Pour contourner mon apatridie, j’ai eu accès à un passeportmexicain, puis un panaméen. Il y a eu un tournant majeur à l’époque du Shah d’Iran : son premier ministre proposa un passeport iranien avec état civil à tous les Juifs apatrides d’origine syrienne résidant au Liban. C’est ainsi qu’à l’âge de dix ans, je devins Iranien, sans jamais avoir foulé le sol iranien. D’ailleurs, personne parmi les quelque 4.000 à 5.000 personnes ayant réclamé ce passeport ne parlait persan. Ce fut un formidable passeport sous le Shah, permettant de voyager en Europe et même aux États‐Unis sans visa. Malheureusement, cette période fut de courte durée. L’arrivée de Khomeini au pouvoir en 1979 transforma le passeport iranien en le pire des documents de voyage.

La guerre civile éclate en 1975 au Liban. Quel était la situation de la communauté juive face à ce chaos ?

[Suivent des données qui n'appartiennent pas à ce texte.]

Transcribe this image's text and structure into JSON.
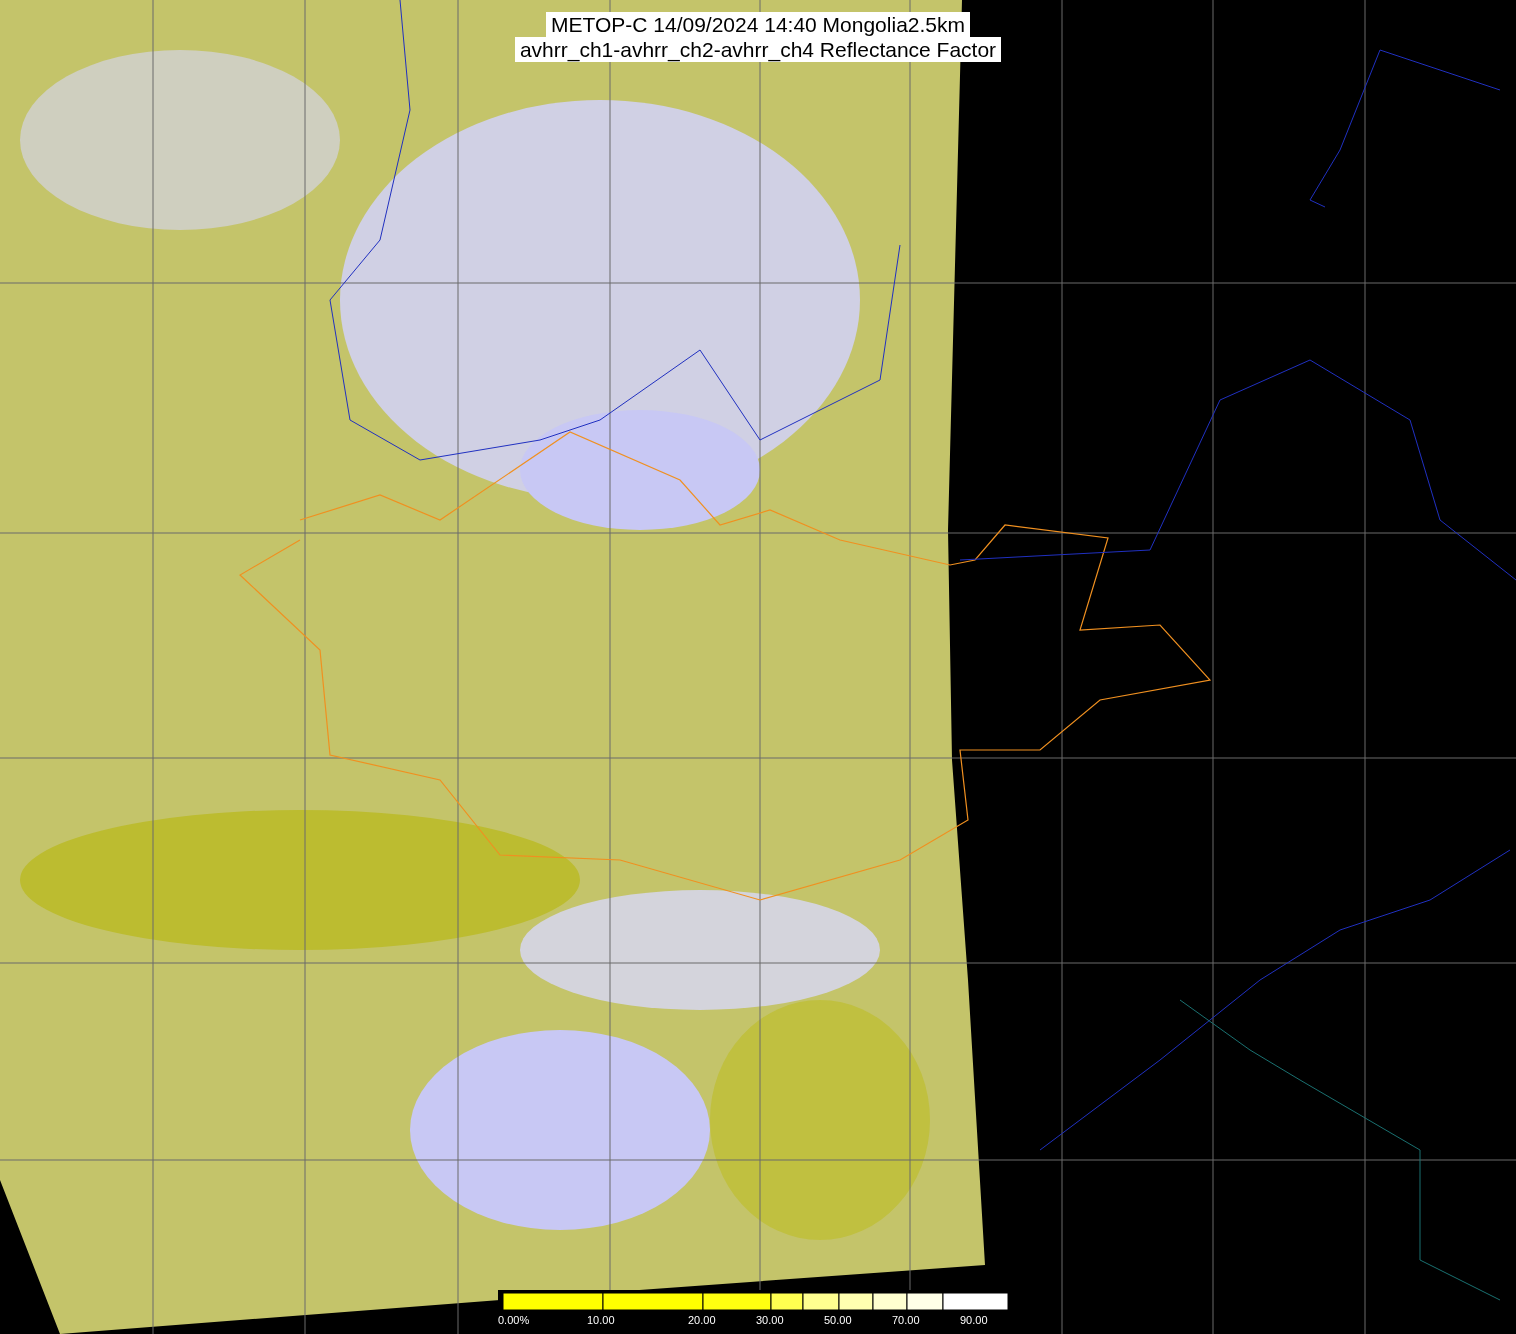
{
  "title": {
    "lines": [
      "METOP-C 14/09/2024 14:40 Mongolia2.5km",
      "avhrr_ch1-avhrr_ch2-avhrr_ch4 Reflectance Factor"
    ]
  },
  "legend": {
    "labels": [
      "0.00%",
      "10.00",
      "20.00",
      "30.00",
      "50.00",
      "70.00",
      "90.00"
    ]
  }
}
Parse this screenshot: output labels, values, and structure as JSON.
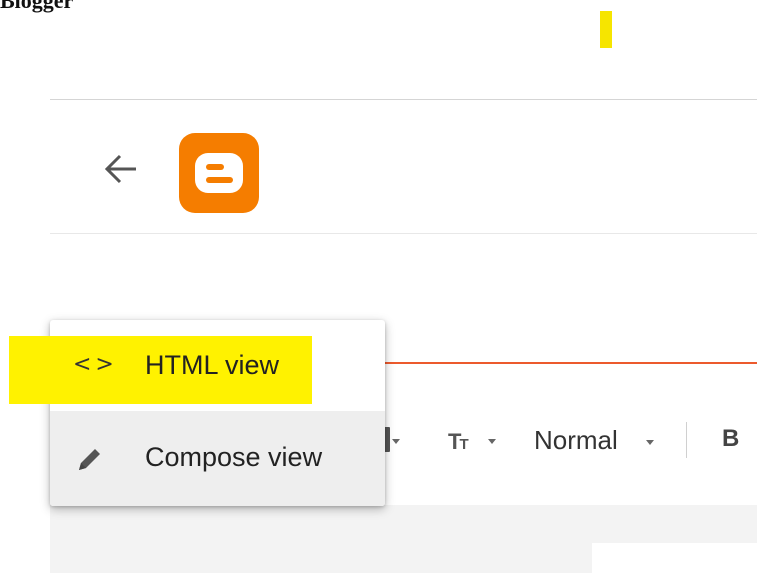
{
  "page": {
    "title": "Blogger"
  },
  "header": {
    "back_icon": "arrow-left-icon",
    "logo_icon": "blogger-logo-icon",
    "logo_color": "#f57d00"
  },
  "view_menu": {
    "items": [
      {
        "label": "HTML view",
        "icon": "code-icon",
        "icon_glyph": "<>",
        "highlighted": true
      },
      {
        "label": "Compose view",
        "icon": "pencil-icon",
        "hovered": true
      }
    ]
  },
  "toolbar": {
    "text_size_icon": "text-size-icon",
    "paragraph_style": "Normal",
    "bold_label": "B"
  },
  "colors": {
    "accent_line": "#ec5a2d",
    "annotation_highlight": "#fff200"
  }
}
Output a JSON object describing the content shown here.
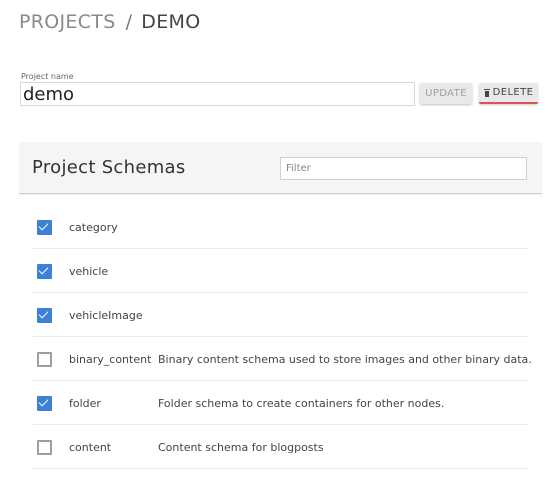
{
  "breadcrumb": {
    "root": "PROJECTS",
    "separator": "/",
    "current": "DEMO"
  },
  "project": {
    "name_label": "Project name",
    "name_value": "demo",
    "update_label": "UPDATE",
    "delete_label": "DELETE",
    "delete_icon": "trash-icon",
    "delete_accent": "#d9534f"
  },
  "schemas": {
    "title": "Project Schemas",
    "filter_placeholder": "Filter",
    "checkbox_color": "#3b82d6",
    "items": [
      {
        "name": "category",
        "description": "",
        "checked": true
      },
      {
        "name": "vehicle",
        "description": "",
        "checked": true
      },
      {
        "name": "vehicleImage",
        "description": "",
        "checked": true
      },
      {
        "name": "binary_content",
        "description": "Binary content schema used to store images and other binary data.",
        "checked": false
      },
      {
        "name": "folder",
        "description": "Folder schema to create containers for other nodes.",
        "checked": true
      },
      {
        "name": "content",
        "description": "Content schema for blogposts",
        "checked": false
      }
    ]
  }
}
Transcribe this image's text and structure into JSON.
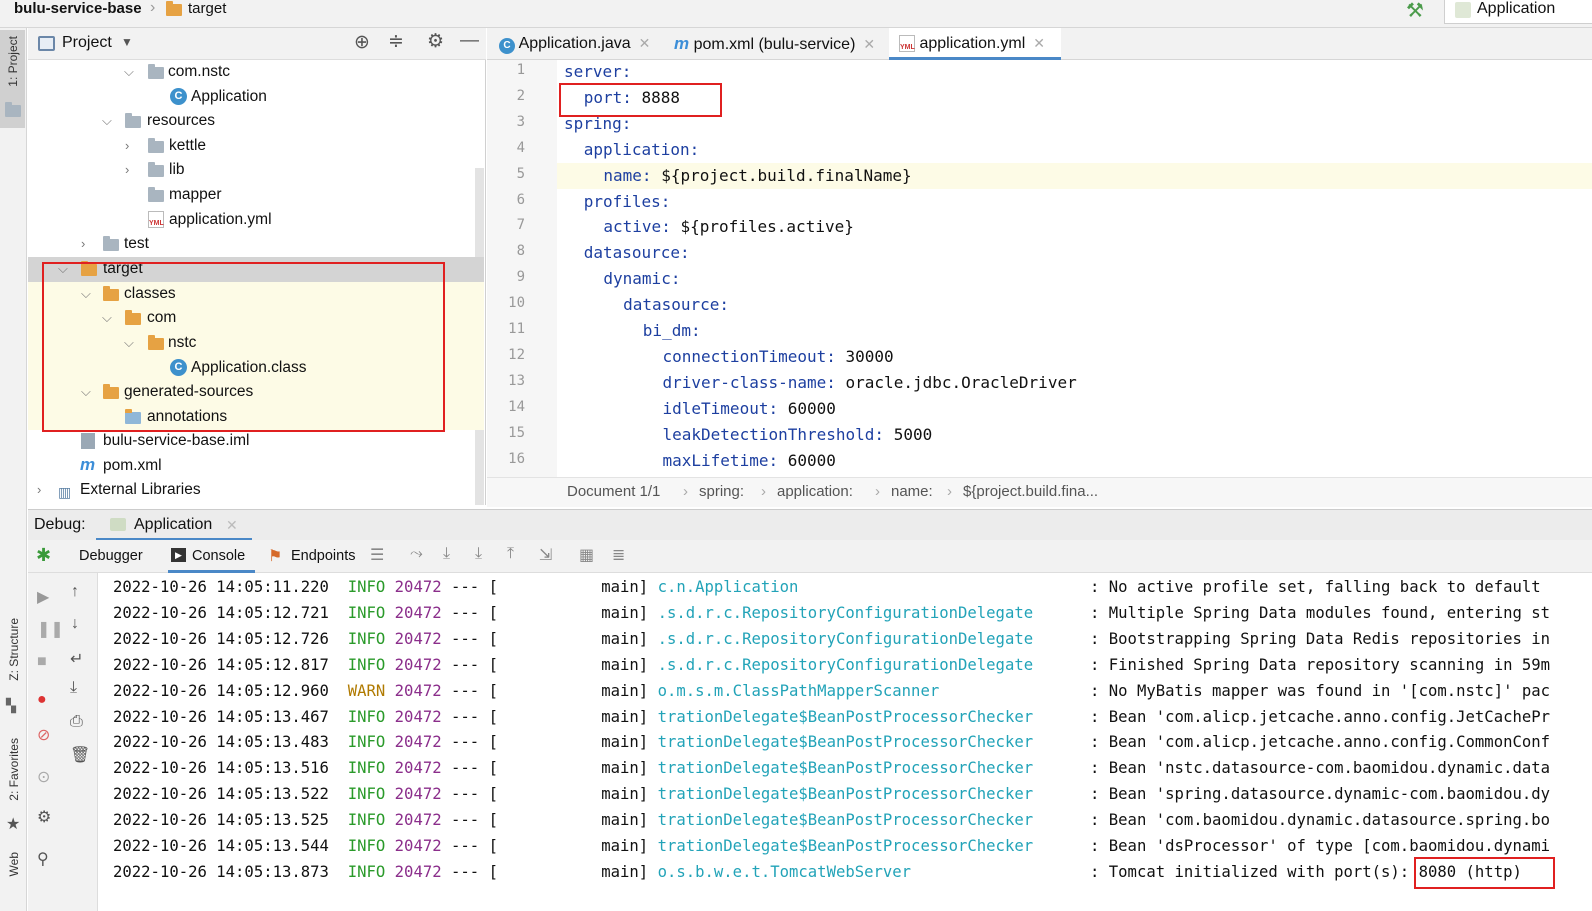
{
  "topbar": {
    "project_name": "bulu-service-base",
    "target_folder": "target",
    "run_config": "Application"
  },
  "sidebar_strip": {
    "project_tab": "1: Project",
    "structure_tab": "Z: Structure",
    "favorites_tab": "2: Favorites",
    "web_tab": "Web"
  },
  "project_panel": {
    "title": "Project",
    "tree": [
      {
        "label": "com.nstc",
        "icon": "package-icon"
      },
      {
        "label": "Application",
        "icon": "class-icon"
      },
      {
        "label": "resources",
        "icon": "folder-icon"
      },
      {
        "label": "kettle",
        "icon": "folder-icon"
      },
      {
        "label": "lib",
        "icon": "folder-icon"
      },
      {
        "label": "mapper",
        "icon": "folder-icon"
      },
      {
        "label": "application.yml",
        "icon": "yml-icon"
      },
      {
        "label": "test",
        "icon": "folder-icon"
      },
      {
        "label": "target",
        "icon": "folder-icon"
      },
      {
        "label": "classes",
        "icon": "folder-icon"
      },
      {
        "label": "com",
        "icon": "folder-icon"
      },
      {
        "label": "nstc",
        "icon": "folder-icon"
      },
      {
        "label": "Application.class",
        "icon": "class-icon"
      },
      {
        "label": "generated-sources",
        "icon": "folder-icon"
      },
      {
        "label": "annotations",
        "icon": "folder-icon"
      },
      {
        "label": "bulu-service-base.iml",
        "icon": "iml-icon"
      },
      {
        "label": "pom.xml",
        "icon": "maven-icon"
      },
      {
        "label": "External Libraries",
        "icon": "libraries-icon"
      }
    ]
  },
  "editor": {
    "tabs": [
      {
        "label": "Application.java"
      },
      {
        "label": "pom.xml (bulu-service)"
      },
      {
        "label": "application.yml"
      }
    ],
    "lines": [
      {
        "n": "1",
        "key": "server:",
        "val": ""
      },
      {
        "n": "2",
        "key": "port:",
        "val": " 8888"
      },
      {
        "n": "3",
        "key": "spring:",
        "val": ""
      },
      {
        "n": "4",
        "key": "application:",
        "val": ""
      },
      {
        "n": "5",
        "key": "name:",
        "val": " ${project.build.finalName}"
      },
      {
        "n": "6",
        "key": "profiles:",
        "val": ""
      },
      {
        "n": "7",
        "key": "active:",
        "val": " ${profiles.active}"
      },
      {
        "n": "8",
        "key": "datasource:",
        "val": ""
      },
      {
        "n": "9",
        "key": "dynamic:",
        "val": ""
      },
      {
        "n": "10",
        "key": "datasource:",
        "val": ""
      },
      {
        "n": "11",
        "key": "bi_dm:",
        "val": ""
      },
      {
        "n": "12",
        "key": "connectionTimeout:",
        "val": " 30000"
      },
      {
        "n": "13",
        "key": "driver-class-name:",
        "val": " oracle.jdbc.OracleDriver"
      },
      {
        "n": "14",
        "key": "idleTimeout:",
        "val": " 60000"
      },
      {
        "n": "15",
        "key": "leakDetectionThreshold:",
        "val": " 5000"
      },
      {
        "n": "16",
        "key": "maxLifetime:",
        "val": " 60000"
      }
    ],
    "breadcrumb": [
      "Document 1/1",
      "spring:",
      "application:",
      "name:",
      "${project.build.fina..."
    ]
  },
  "debug": {
    "label": "Debug:",
    "session_tab": "Application",
    "sub_tabs": [
      "Debugger",
      "Console",
      "Endpoints"
    ],
    "log": [
      {
        "ts": "2022-10-26 14:05:11.220",
        "level": "INFO",
        "pid": "20472",
        "thread": "main",
        "logger": "c.n.Application",
        "msg": ": No active profile set, falling back to default"
      },
      {
        "ts": "2022-10-26 14:05:12.721",
        "level": "INFO",
        "pid": "20472",
        "thread": "main",
        "logger": ".s.d.r.c.RepositoryConfigurationDelegate",
        "msg": ": Multiple Spring Data modules found, entering st"
      },
      {
        "ts": "2022-10-26 14:05:12.726",
        "level": "INFO",
        "pid": "20472",
        "thread": "main",
        "logger": ".s.d.r.c.RepositoryConfigurationDelegate",
        "msg": ": Bootstrapping Spring Data Redis repositories in"
      },
      {
        "ts": "2022-10-26 14:05:12.817",
        "level": "INFO",
        "pid": "20472",
        "thread": "main",
        "logger": ".s.d.r.c.RepositoryConfigurationDelegate",
        "msg": ": Finished Spring Data repository scanning in 59m"
      },
      {
        "ts": "2022-10-26 14:05:12.960",
        "level": "WARN",
        "pid": "20472",
        "thread": "main",
        "logger": "o.m.s.m.ClassPathMapperScanner",
        "msg": ": No MyBatis mapper was found in '[com.nstc]' pac"
      },
      {
        "ts": "2022-10-26 14:05:13.467",
        "level": "INFO",
        "pid": "20472",
        "thread": "main",
        "logger": "trationDelegate$BeanPostProcessorChecker",
        "msg": ": Bean 'com.alicp.jetcache.anno.config.JetCachePr"
      },
      {
        "ts": "2022-10-26 14:05:13.483",
        "level": "INFO",
        "pid": "20472",
        "thread": "main",
        "logger": "trationDelegate$BeanPostProcessorChecker",
        "msg": ": Bean 'com.alicp.jetcache.anno.config.CommonConf"
      },
      {
        "ts": "2022-10-26 14:05:13.516",
        "level": "INFO",
        "pid": "20472",
        "thread": "main",
        "logger": "trationDelegate$BeanPostProcessorChecker",
        "msg": ": Bean 'nstc.datasource-com.baomidou.dynamic.data"
      },
      {
        "ts": "2022-10-26 14:05:13.522",
        "level": "INFO",
        "pid": "20472",
        "thread": "main",
        "logger": "trationDelegate$BeanPostProcessorChecker",
        "msg": ": Bean 'spring.datasource.dynamic-com.baomidou.dy"
      },
      {
        "ts": "2022-10-26 14:05:13.525",
        "level": "INFO",
        "pid": "20472",
        "thread": "main",
        "logger": "trationDelegate$BeanPostProcessorChecker",
        "msg": ": Bean 'com.baomidou.dynamic.datasource.spring.bo"
      },
      {
        "ts": "2022-10-26 14:05:13.544",
        "level": "INFO",
        "pid": "20472",
        "thread": "main",
        "logger": "trationDelegate$BeanPostProcessorChecker",
        "msg": ": Bean 'dsProcessor' of type [com.baomidou.dynami"
      },
      {
        "ts": "2022-10-26 14:05:13.873",
        "level": "INFO",
        "pid": "20472",
        "thread": "main",
        "logger": "o.s.b.w.e.t.TomcatWebServer",
        "msg": ": Tomcat initialized with port(s): 8080 (http)"
      }
    ]
  },
  "colors": {
    "highlight_box": "#e02020",
    "accent": "#4a88c7",
    "yaml_key": "#1d3fa0"
  }
}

La guerre civile était d’une violence inouïe. Les affrontements se déroulaient parfois de balcon à balcon, les habitants s’armant directement sur des marchés ouverts, où l’on pouvait acquérir des armes de guerre, voire même un char, si l’on en avait les moyens, pour viser l’immeuble d’en face. Au fil du conflit, des lignes de démarcation se sont établies, séparant les différents clans : les Chrétiens d’un côté, les Musulmans et les Palestiniens de l’autre. Dans ce paysage fragmenté, les Juifs occupaient une position unique : ils étaient les seuls autorisés à franchir ces lignes, car ils n’étaient affiliés à aucun camp.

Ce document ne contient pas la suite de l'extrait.